Depresja coraz groźniejsza. Lekarz radzi: zwolnijmy, nie musimy już gonić za każdą złotówką

Polska ma największą dynamikę wzrostu zgłoszeń z powodu depresji w ciągu ostatnich 20 lat na świecie. A co za tym idzie jesteśmy w czołówce państw, jeśli chodzi o dynamikę zagrożeń samobójczych - powiedział prof. Bartosz Łoza, prezes Polskiego Towarzystwa Psychiatrycznego.
Depresja coraz groźniejsza. Lekarz radzi: zwolnijmy, nie musimy już gonić za każdą złotówkąGlow Images/East News

- Często z dumą mówimy o "zielonej wyspie" i braku kryzysu. Oznacza, to jednak, że ktoś wytwarza ten PKB i na swoich plecach przenosi nas ku przyszłości. Mamy do czynienia z pokoleniem wolnej Polski, które doświadczyło wszystkiego. To pokolenie dostało tak w kość, że z tymi parametrami zgłaszalności z powodu depresji, czy zagrożeń samobójczych bijemy dzisiaj światowe rekordy - zauważył gość "Czterech pór roku".

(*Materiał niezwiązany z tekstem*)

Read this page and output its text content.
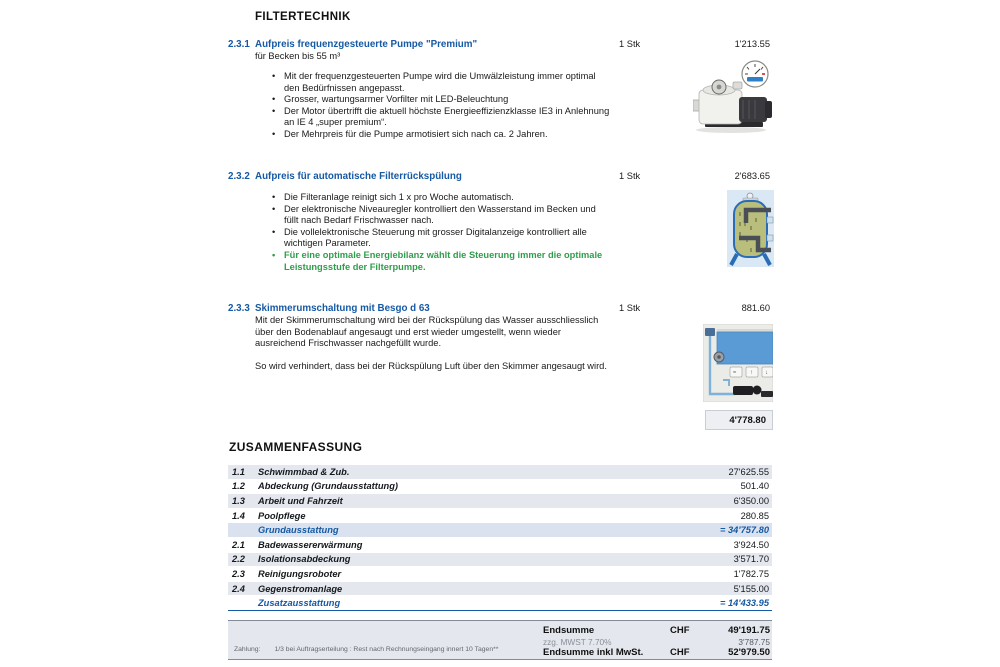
FILTERTECHNIK
2.3.1 Aufpreis frequenzgesteuerte Pumpe "Premium"
für Becken bis 55 m³
1 Stk	1'213.55
• Mit der frequenzgesteuerten Pumpe wird die Umwälzleistung immer optimal den Bedürfnissen angepasst.
• Grosser, wartungsarmer Vorfilter mit LED-Beleuchtung
• Der Motor übertrifft die aktuell höchste Energieeffizienzklasse IE3 in Anlehnung an IE 4 „super premium“.
• Der Mehrpreis für die Pumpe armotisiert sich nach ca. 2 Jahren.
2.3.2 Aufpreis für automatische Filterrückspülung	1 Stk	2'683.65
• Die Filteranlage reinigt sich 1 x pro Woche automatisch.
• Der elektronische Niveauregler kontrolliert den Wasserstand im Becken und füllt nach Bedarf Frischwasser nach.
• Die vollelektronische Steuerung mit grosser Digitalanzeige kontrolliert alle wichtigen Parameter.
• Für eine optimale Energiebilanz wählt die Steuerung immer die optimale Leistungsstufe der Filterpumpe.
2.3.3 Skimmerumschaltung mit Besgo d 63	1 Stk	881.60
Mit der Skimmerumschaltung wird bei der Rückspülung das Wasser ausschliesslich über den Bodenablauf angesaugt und erst wieder umgestellt, wenn wieder ausreichend Frischwasser nachgefüllt wurde.
So wird verhindert, dass bei der Rückspülung Luft über den Skimmer angesaugt wird.
≈ ↑ ↓
4'778.80
ZUSAMMENFASSUNG
1.1	Schwimmbad & Zub.	27'625.55
1.2	Abdeckung (Grundausstattung)	501.40
1.3	Arbeit und Fahrzeit	6'350.00
1.4	Poolpflege	280.85
Grundausstattung	= 34'757.80
2.1	Badewassererwärmung	3'924.50
2.2	Isolationsabdeckung	3'571.70
2.3	Reinigungsroboter	1'782.75
2.4	Gegenstromanlage	5'155.00
Zusatzausstattung	= 14'433.95
Zahlung: 1/3 bei Auftragserteilung : Rest nach Rechnungseingang innert 10 Tagen**
Endsumme	CHF	49'191.75
zzg. MWST 7.70%	3'787.75
Endsumme inkl MwSt.	CHF	52'979.50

Prof. Bartosz Łoza mówił także, o sposobach radzenia sobie z depresją. Według niego, kluczową sprawą może być poczucie sensu wykonywanej pracy. - Człowiek zmotywowany, co do celów i zadań swojej drogi życiowej wytrzyma wszystko. Faktem jest, że w Polsce nie istnieje już konieczność gonienia za każdą złotówką, bo w tym momencie jesteśmy sytym krajem. Umiejętność przestąpienia na drugą nogę, zwolnienia, może być podstawową rzeczą - podkreślił.

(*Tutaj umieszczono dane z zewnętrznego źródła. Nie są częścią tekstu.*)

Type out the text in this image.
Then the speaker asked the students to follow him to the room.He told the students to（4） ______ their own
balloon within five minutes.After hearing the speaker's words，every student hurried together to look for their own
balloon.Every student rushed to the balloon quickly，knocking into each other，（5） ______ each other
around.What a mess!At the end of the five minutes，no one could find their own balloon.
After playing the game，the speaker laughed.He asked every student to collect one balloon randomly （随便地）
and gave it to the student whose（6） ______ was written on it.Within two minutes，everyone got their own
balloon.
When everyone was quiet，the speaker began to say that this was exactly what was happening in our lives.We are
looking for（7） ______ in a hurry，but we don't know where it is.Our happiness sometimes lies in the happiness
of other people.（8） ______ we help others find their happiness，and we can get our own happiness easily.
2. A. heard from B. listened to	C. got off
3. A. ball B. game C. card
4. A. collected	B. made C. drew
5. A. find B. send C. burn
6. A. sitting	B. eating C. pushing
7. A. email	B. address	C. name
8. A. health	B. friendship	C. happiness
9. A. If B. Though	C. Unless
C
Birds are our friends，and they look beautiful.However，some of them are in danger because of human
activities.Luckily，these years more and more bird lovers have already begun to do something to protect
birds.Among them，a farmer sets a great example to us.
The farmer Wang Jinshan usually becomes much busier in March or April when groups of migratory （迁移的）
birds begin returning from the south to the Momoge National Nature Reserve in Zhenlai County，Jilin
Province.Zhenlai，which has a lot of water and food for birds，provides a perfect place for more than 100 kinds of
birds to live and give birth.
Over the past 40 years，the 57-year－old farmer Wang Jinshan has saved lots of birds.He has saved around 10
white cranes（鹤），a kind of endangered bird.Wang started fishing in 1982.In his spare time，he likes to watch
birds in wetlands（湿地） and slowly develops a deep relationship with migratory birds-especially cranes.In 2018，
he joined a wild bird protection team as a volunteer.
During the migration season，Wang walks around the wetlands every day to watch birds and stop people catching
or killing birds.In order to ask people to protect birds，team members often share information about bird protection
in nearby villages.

Lekarz apelował, także o to abyśmy się socjologizowali. - Samotni ludzie idący w sposób niezmotywowany zostaną dogonieni przez zespół wypalenia, a następnie przez depresję - zauważył.
Gość radiowej Jedynki powiedział, że w leczeniu depresji wyróżnia się dwa rodzaje psychoterapii. - Pierwsza ma charakter poradnictwa i jest przeznaczona dla każdego z nas. Druga - medyczna - to interwencja, której istotą jest pomoc bez odbierania podmiotowości pacjentowi. (...) Tabletki pełnią dwie role. Niemedyczną, czyli gdy się nie ma przyjaciela, to ma się tabletkę, ale także ich zastosowanie w depresji przy zawale czy cukrzycy przynosi sukces w samym leczeniu cukrzycy czy stanów pozawałowych - zauważył prof. Łoza.
Według Światowej Organizacji Zdrowia w przyszłym roku najwięcej zgonów będzie spowodowanych chorobami psychicznymi. Według prof. Łozy przy takich chorobach przewlekłych, jak depresja nawrotowa czy schizofrenia przewidywalna długość życia skróca się o 20-25 lat.
Prof. Łoza zwrócił uwagę na fakt, że choć lekarze nie znają przyczyn występowania schizofrenii, to są w stanie ją leczyć. Jak podkreślił podstawą przy leczeniu tej choroby jest farmakoterapia. - Obecnie stosuje się leki o przedłużonym działaniu, które stanowią bazę dla dalszych etapów leczenia - podkreślił.